17:04C'est la présidente islandaise
17:06qui effectuait sa première visite officielle
17:08au Danemark.
17:10C'était sa première visite d'Etat.
17:12Elle a prononcé ce discours,
17:14je vais la citer,
17:16« Je n'ai pas de solution magique ».
17:18Elle parlait là de la souffrance des jeunes
17:20qui se sentent seuls et déconnectés du monde
17:22dans lequel ils vivent.
17:24Je pense que nous devrions affronter ce moment difficile
17:26en faisant de l'amour
17:28notre seule arme.
17:30C'est la présidente d'Islande qui parle.
17:32Après tout, l'amour est quelque chose que nous possédons tous
17:34et nous aspirons tous.
17:36Elle dit « kindness » en anglais,
17:38qu'on peut traduire par « bienveillance »,
17:40qu'on peut traduire aussi par « sympathie »,
17:42peut-être dans ce contexte.
17:44Laissez-nous mettre ces éléments au premier plan.
17:46Utilisons-les, et plus loin,
17:48c'est la coopération et le souci les uns des autres
17:50qui nous relient
17:52dans un pays froid, habitable.
17:54On a une femme politique.
17:56Certes, la présidente d'Islande
17:58ne détient pas le pouvoir exécutif,
18:00elle a plutôt un rôle de représentation,
18:02mais qui s'engage
18:04et qui dit à voix haute ce que l'on voudrait tous entendre
18:06de la part de nos politiques.
18:08Elle n'utilise pas le terme « bienveillance »,
18:10mais pour moi, c'est exactement le même registre.
18:12Ça veut dire qu'ici,
18:14il y a tout simplement un acte de foi.

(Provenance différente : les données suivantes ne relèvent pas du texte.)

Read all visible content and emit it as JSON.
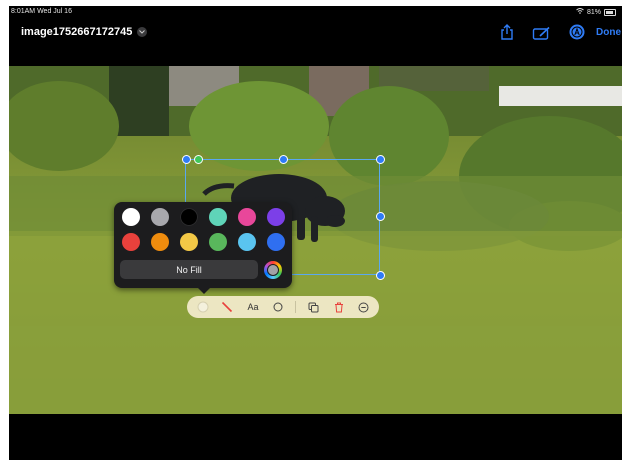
{
  "status_bar": {
    "time_date": "8:01AM  Wed Jul 16",
    "battery": "81%"
  },
  "header": {
    "filename": "image1752667172745",
    "done_label": "Done",
    "icons": [
      "share-icon",
      "markup-icon",
      "autofill-icon",
      "chevron-down-icon"
    ]
  },
  "colors": {
    "accent": "#2f7cf6",
    "palette_bg": "#1c1c1e",
    "toolbar_bg": "#ece6c2"
  },
  "palette": {
    "swatches": [
      {
        "name": "white",
        "color": "#ffffff"
      },
      {
        "name": "gray",
        "color": "#a8a8ad"
      },
      {
        "name": "black",
        "color": "#000000"
      },
      {
        "name": "mint",
        "color": "#5fd4b8"
      },
      {
        "name": "pink",
        "color": "#e8479a"
      },
      {
        "name": "purple",
        "color": "#7c3fe8"
      },
      {
        "name": "red",
        "color": "#e8413c"
      },
      {
        "name": "orange",
        "color": "#ef8c0e"
      },
      {
        "name": "yellow",
        "color": "#f3c846"
      },
      {
        "name": "green",
        "color": "#59b75c"
      },
      {
        "name": "light-blue",
        "color": "#5ac4f0"
      },
      {
        "name": "blue",
        "color": "#2f6ff0"
      }
    ],
    "no_fill_label": "No Fill"
  },
  "toolbar": {
    "text_label": "Aa",
    "icons": [
      "fill-color-icon",
      "stroke-icon",
      "text-style-icon",
      "shape-icon",
      "duplicate-icon",
      "trash-icon",
      "more-icon"
    ]
  }
}
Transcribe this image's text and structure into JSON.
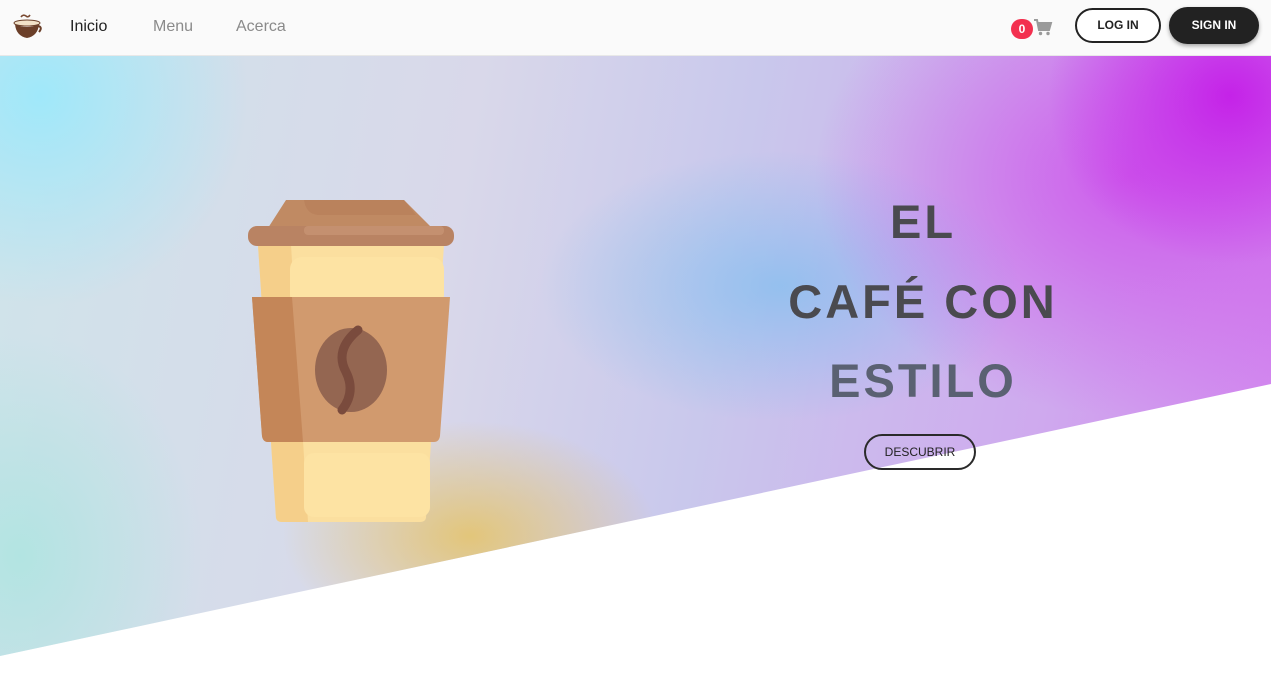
{
  "nav": {
    "logo_icon": "coffee-cup-logo-icon",
    "links": [
      {
        "label": "Inicio",
        "active": true
      },
      {
        "label": "Menu",
        "active": false
      },
      {
        "label": "Acerca",
        "active": false
      }
    ],
    "cart_count": "0",
    "cart_icon": "shopping-cart-icon",
    "login_label": "LOG IN",
    "signin_label": "SIGN IN"
  },
  "hero": {
    "headline": [
      "EL",
      "CAFÉ CON",
      "ESTILO"
    ],
    "cta_label": "DESCUBRIR",
    "illustration": "takeaway-coffee-cup-icon"
  },
  "colors": {
    "badge": "#f3304f",
    "dark": "#222222",
    "headline": "#4a4a4f",
    "gradient_magenta": "#c41ee8",
    "gradient_cyan": "#a0e8fa",
    "gradient_gold": "#e4c46e"
  }
}
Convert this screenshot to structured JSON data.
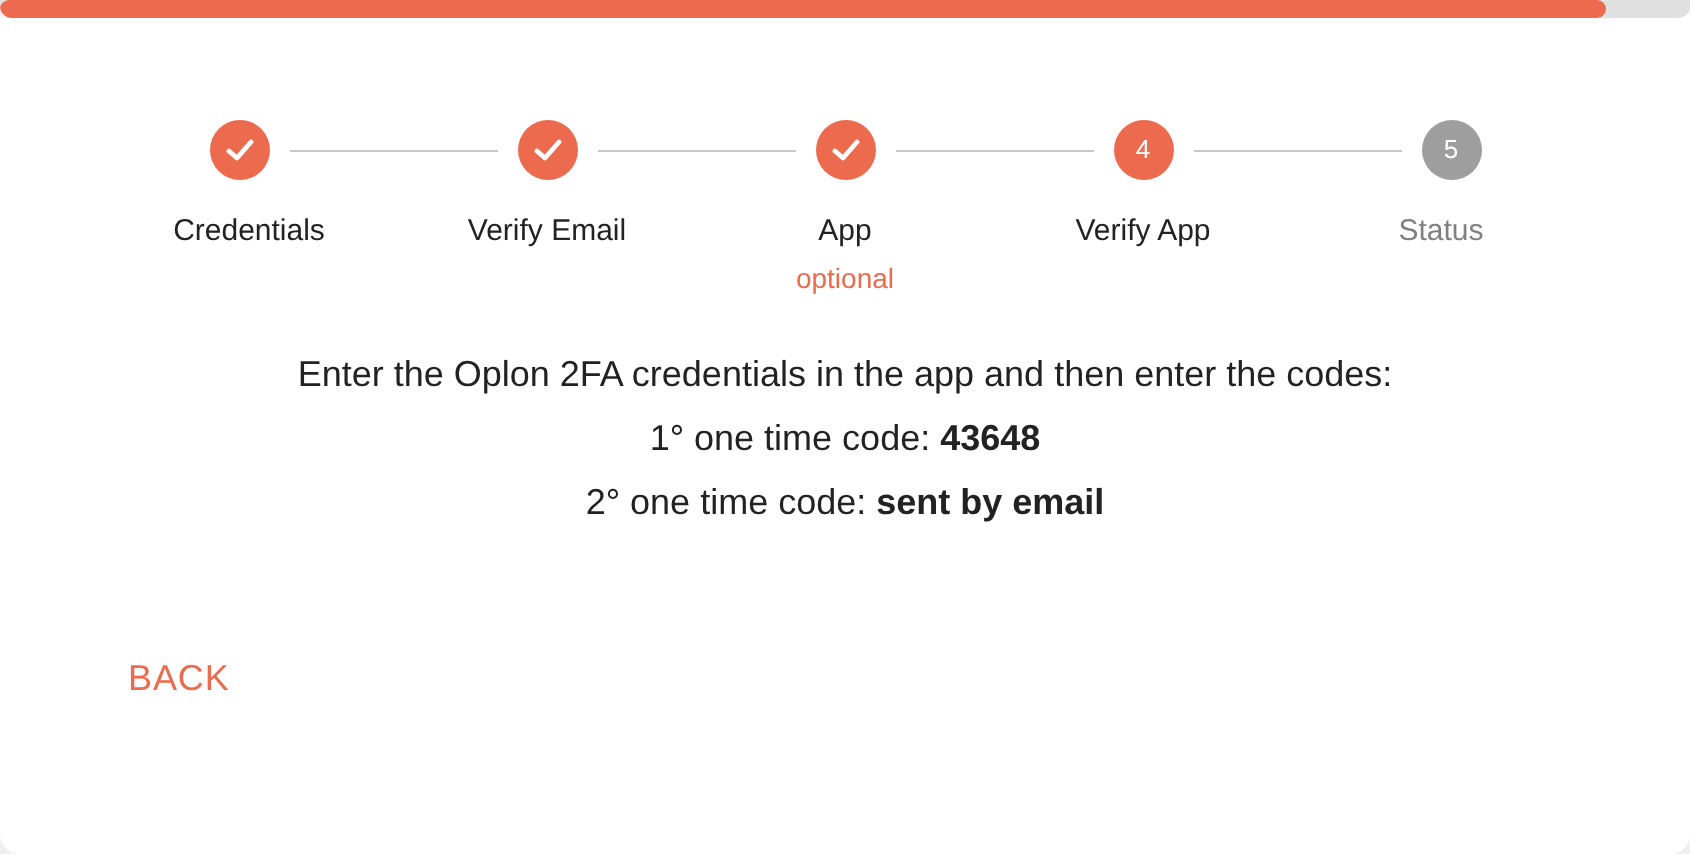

18:16C'est une affirmation
18:18qui ouvre une voie.
18:20Le seul fait d'entendre cela
18:22est, à mon sens,
18:24important.
18:26Elle fait écho à quelque chose de fondamental.
18:28Elle dit que
18:30toutes et tous, nous avons cette capacité d'aimer,
18:32cette capacité à rentrer
18:34en empathie avec l'autre.
18:36Et cela, nous pouvons le faire au quotidien.
18:38Je disais tout à l'heure que
18:40le monde des relations internationales, c'est le monde des États.
18:42Oui, c'est le monde des États.
18:44Mais ce n'est plus le monde
18:46que des États.
18:48Nous tous,
18:50évoluons dans l'espace mondial.
18:52Et ça commence peut-être à l'échelle très locale.
18:54Je sais qu'il y a
18:56probablement des personnes qui nous écoutent
18:58qui font, par exemple, du jardinage,
19:00qui font de la permaculture,
19:02qui prennent soin, de façon très proche,
19:04dans les jardins partagés,
19:06de la nature qui les entoure.
19:08Pour moi, c'est déjà de la bienveillance en acte.
19:10Je vais terminer avec cette phrase du philosophe Francis Hutchinson
19:12que vous citez
19:14dans votre livre.
19:16Dans les éventuelles catastrophes, nous devons agir quand même.
19:18Et il lui dit, agir pour le meilleur
19:20plutôt que d'attendre passivement le pire.
19:22Voilà.
19:24On a cette capacité d'action,
19:26en nous, et on en est responsable.
19:28Absolument, absolument.
19:30Frédéric Ramel, merci infiniment
19:32d'être venu sur ce plateau, nous avoir apporté
19:34ce regard, cet éclairage,
19:36d'avoir semé cette graine à l'intérieur de nous.
19:38Merci infiniment. 20h26,
19:40à Paris, au cœur de l'info se poursuit.
19:42Je vous retrouve dans une poignée de minutes pour d'autres informations.